In the design of the visual confrontation naming task for EWA-DB our own set of 30 object and 30 action photographs was created. Choosing the format for full colour was based on the work of Li et al.⁴⁵ which describes several reasons for coloured image preferences, such as criticism of the black-and-white line drawings in the BNT⁵², possible cohort effects and cultural bias that make these drawings liable to be misperceived in non-English speaking population⁵³, or a questionable diagnostic validity⁵⁴. In comparison, a meta-analysis of studies aimed at picture naming showed improvement in naming accuracy and response times when using coloured images⁵⁵. In the study of Li et al.⁴⁵ the original version of the BNT and a colour version of BNT were compared. The study documented higher scores in naming accuracy and an overall better diagnostic accuracy for MCI and AD detection when the coloured version of the test was used⁴⁵.

In addition to colour, another factor affecting picture naming ability is the nature of the objects in the sense of biological and artifact items. When the ability to name biological and artifact items was observed, individuals with MCI showed lower performance on biological items compared to cognitively healthy individuals, suggesting a category-specific impairment of biological items in MCI^56–59.

Not only objects but also actions are part of the naming test created for EWA-DB. The reason is that naming processes for verbs and nouns are different. As explained by Hwang et al.⁶⁰, verbs and nouns belong to separate grammatical classes and the difference is also in terms of their semantic representation as nouns refer to objects, while verbs refer to actions. Nouns and verbs engage different brain areas. Lexical retrieval of nouns is engaging left temporal areas and verb retrieval is engaging left frontal areas^60,61. This could be one of possible explanations for difficulties of verb production in PD. Several studies of PD document action naming deficits, thought to reflect the presence of frontal and prefrontal dysfunction⁶², namely in the areas of pre- and post-central gyri bilaterally, left frontal operculum, left supplementary motor area⁶³.

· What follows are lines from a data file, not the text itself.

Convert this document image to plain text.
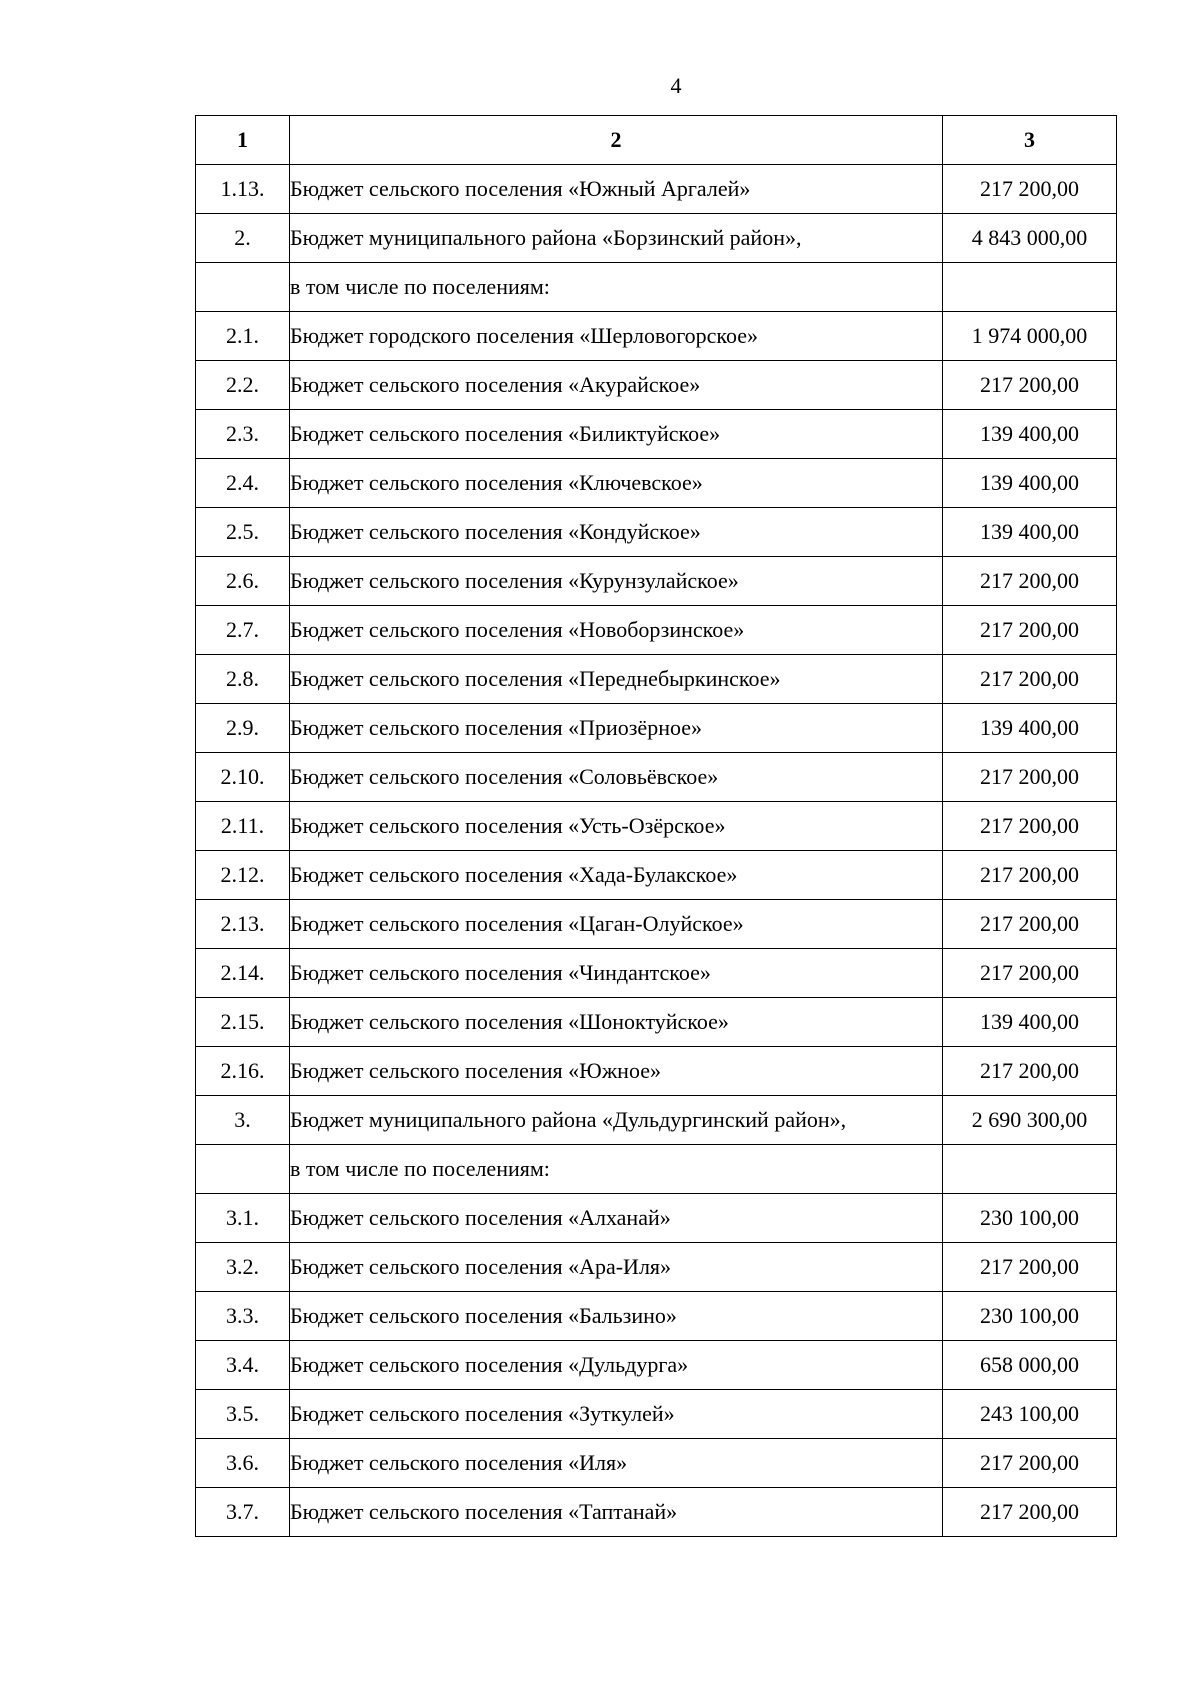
4
1	2	3
1.13.	Бюджет сельского поселения «Южный Аргалей»	217 200,00
2.	Бюджет муниципального района «Борзинский район»,	4 843 000,00
	в том числе по поселениям:	
2.1.	Бюджет городского поселения «Шерловогорское»	1 974 000,00
2.2.	Бюджет сельского поселения «Акурайское»	217 200,00
2.3.	Бюджет сельского поселения «Биликтуйское»	139 400,00
2.4.	Бюджет сельского поселения «Ключевское»	139 400,00
2.5.	Бюджет сельского поселения «Кондуйское»	139 400,00
2.6.	Бюджет сельского поселения «Курунзулайское»	217 200,00
2.7.	Бюджет сельского поселения «Новоборзинское»	217 200,00
2.8.	Бюджет сельского поселения «Переднебыркинское»	217 200,00
2.9.	Бюджет сельского поселения «Приозёрное»	139 400,00
2.10.	Бюджет сельского поселения «Соловьёвское»	217 200,00
2.11.	Бюджет сельского поселения «Усть-Озёрское»	217 200,00
2.12.	Бюджет сельского поселения «Хада-Булакское»	217 200,00
2.13.	Бюджет сельского поселения «Цаган-Олуйское»	217 200,00
2.14.	Бюджет сельского поселения «Чиндантское»	217 200,00
2.15.	Бюджет сельского поселения «Шоноктуйское»	139 400,00
2.16.	Бюджет сельского поселения «Южное»	217 200,00
3.	Бюджет муниципального района «Дульдургинский район»,	2 690 300,00
	в том числе по поселениям:	
3.1.	Бюджет сельского поселения «Алханай»	230 100,00
3.2.	Бюджет сельского поселения «Ара-Иля»	217 200,00
3.3.	Бюджет сельского поселения «Бальзино»	230 100,00
3.4.	Бюджет сельского поселения «Дульдурга»	658 000,00
3.5.	Бюджет сельского поселения «Зуткулей»	243 100,00
3.6.	Бюджет сельского поселения «Иля»	217 200,00
3.7.	Бюджет сельского поселения «Таптанай»	217 200,00
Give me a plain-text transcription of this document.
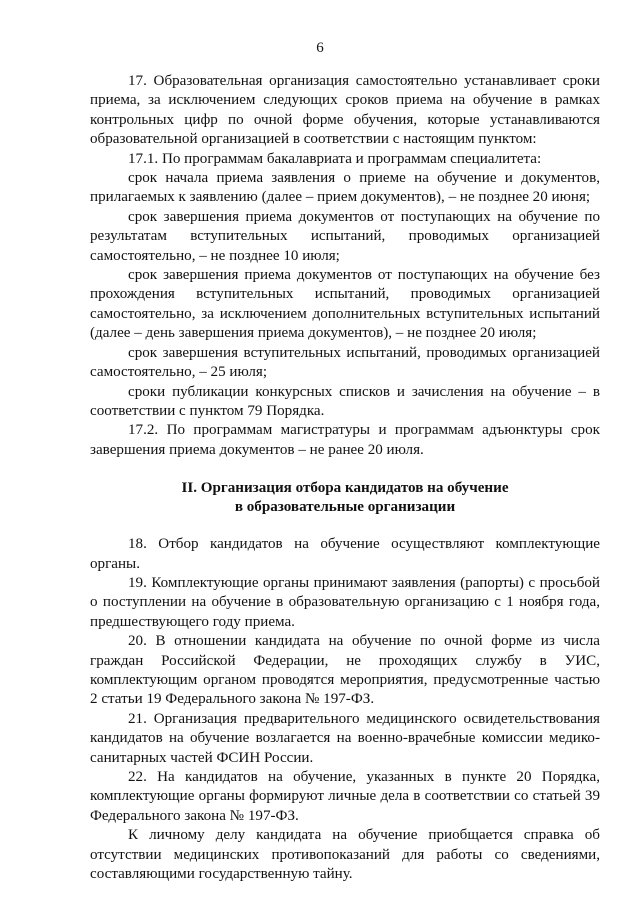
6

17. Образовательная организация самостоятельно устанавливает сроки приема, за исключением следующих сроков приема на обучение в рамках контрольных цифр по очной форме обучения, которые устанавливаются образовательной организацией в соответствии с настоящим пунктом:

17.1. По программам бакалавриата и программам специалитета:

срок начала приема заявления о приеме на обучение и документов, прилагаемых к заявлению (далее – прием документов), – не позднее 20 июня;

срок завершения приема документов от поступающих на обучение по результатам вступительных испытаний, проводимых организацией самостоятельно, – не позднее 10 июля;

срок завершения приема документов от поступающих на обучение без прохождения вступительных испытаний, проводимых организацией самостоятельно, за исключением дополнительных вступительных испытаний (далее – день завершения приема документов), – не позднее 20 июля;

срок завершения вступительных испытаний, проводимых организацией самостоятельно, – 25 июля;

сроки публикации конкурсных списков и зачисления на обучение – в соответствии с пунктом 79 Порядка.

17.2. По программам магистратуры и программам адъюнктуры срок завершения приема документов – не ранее 20 июля.

II. Организация отбора кандидатов на обучение
в образовательные организации

18. Отбор кандидатов на обучение осуществляют комплектующие органы.

19. Комплектующие органы принимают заявления (рапорты) с просьбой о поступлении на обучение в образовательную организацию с 1 ноября года, предшествующего году приема.

20. В отношении кандидата на обучение по очной форме из числа граждан Российской Федерации, не проходящих службу в УИС, комплектующим органом проводятся мероприятия, предусмотренные частью 2 статьи 19 Федерального закона № 197-ФЗ.

21. Организация предварительного медицинского освидетельствования кандидатов на обучение возлагается на военно-врачебные комиссии медико-санитарных частей ФСИН России.

22. На кандидатов на обучение, указанных в пункте 20 Порядка, комплектующие органы формируют личные дела в соответствии со статьей 39 Федерального закона № 197-ФЗ.

К личному делу кандидата на обучение приобщается справка об отсутствии медицинских противопоказаний для работы со сведениями, составляющими государственную тайну.
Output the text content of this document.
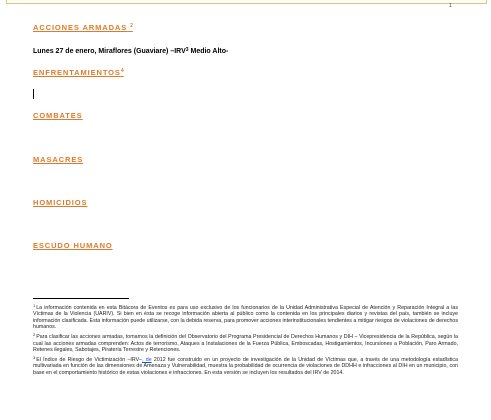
1
ACCIONES ARMADAS $^2$
Lunes 27 de enero, Miraflores (Guaviare) –IRV$^3$ Medio Alto-
ENFRENTAMIENTOS$^4$
COMBATES
MASACRES
HOMICIDIOS
ESCUDO HUMANO

$^1$La información contenida en esta Bitácora de Eventos es para uso exclusivo de los funcionarios de la Unidad Administrativa Especial de Atención y Reparación Integral a las Víctimas de la Violencia (UARIV). Si bien en ésta se recoge información abierta al público como la contenida en los principales diarios y revistas del país, también se incluye información clasificada. Esta información puede utilizarse, con la debida reserva, para promover acciones interinstitucionales tendientes a mitigar riesgos de violaciones de derechos humanos.

$^2$Para clasificar las acciones armadas, tomamos la definición del Observatorio del Programa Presidencial de Derechos Humanos y DIH – Vicepresidencia de la República, según la cual las acciones armadas comprenden: Actos de terrorismo, Ataques a Instalaciones de la Fuerza Pública, Emboscadas, Hostigamientos, Incursiones a Población, Paro Armado, Retenes ilegales, Sabotajes, Piratería Terrestre y Retenciones.

$^3$El Índice de Riesgo de Victimización –IRV–, de 2012 fue construido en un proyecto de investigación de la Unidad de Víctimas que, a través de una metodología estadística multivariada en función de las dimensiones de Amenaza y Vulnerabilidad, muestra la probabilidad de ocurrencia de violaciones de DDHH e infracciones al DIH en un municipio, con base en el comportamiento histórico de estas violaciones e infracciones. En esta versión se incluyen los resultados del IRV de 2014.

In the final picture set for EWA-DB 30 nouns and 30 verbs were selected. Their selection was based on the criteria of age of acquisition, frequency, and word length. Some additional criteria for the visual form of stimuli were added:

• The number of high-frequency words is 1/3 compared to low-frequency words. The frequency is determined based on information from the Slovak National Corpus. For a word to be considered high frequency, it’s occurrence in Slovak language had to be greater than 1000.

• The pictures had to be as simple as possible so that there is no doubt about what the main object or main activity of the image is. Images without a background were chosen to focus attention on the object itself.

• The pictures could not be too detailed as the pictures were planned to be presented by smartphone screens and given their age, we assumed that some users may have vision problems.

• The pictures had to be square or vertically oriented rectangle, so that their details can be recognized well on the smartphone screen in a vertical position.

• The pictures are intended for Slovak speakers, mainly in the age of 50–80. Objects and activities were chosen that were well known and frequently encountered by these persons during their youth and active adulthood. For example, a soccer ball would be selected for a ball image, rather than an American football ball.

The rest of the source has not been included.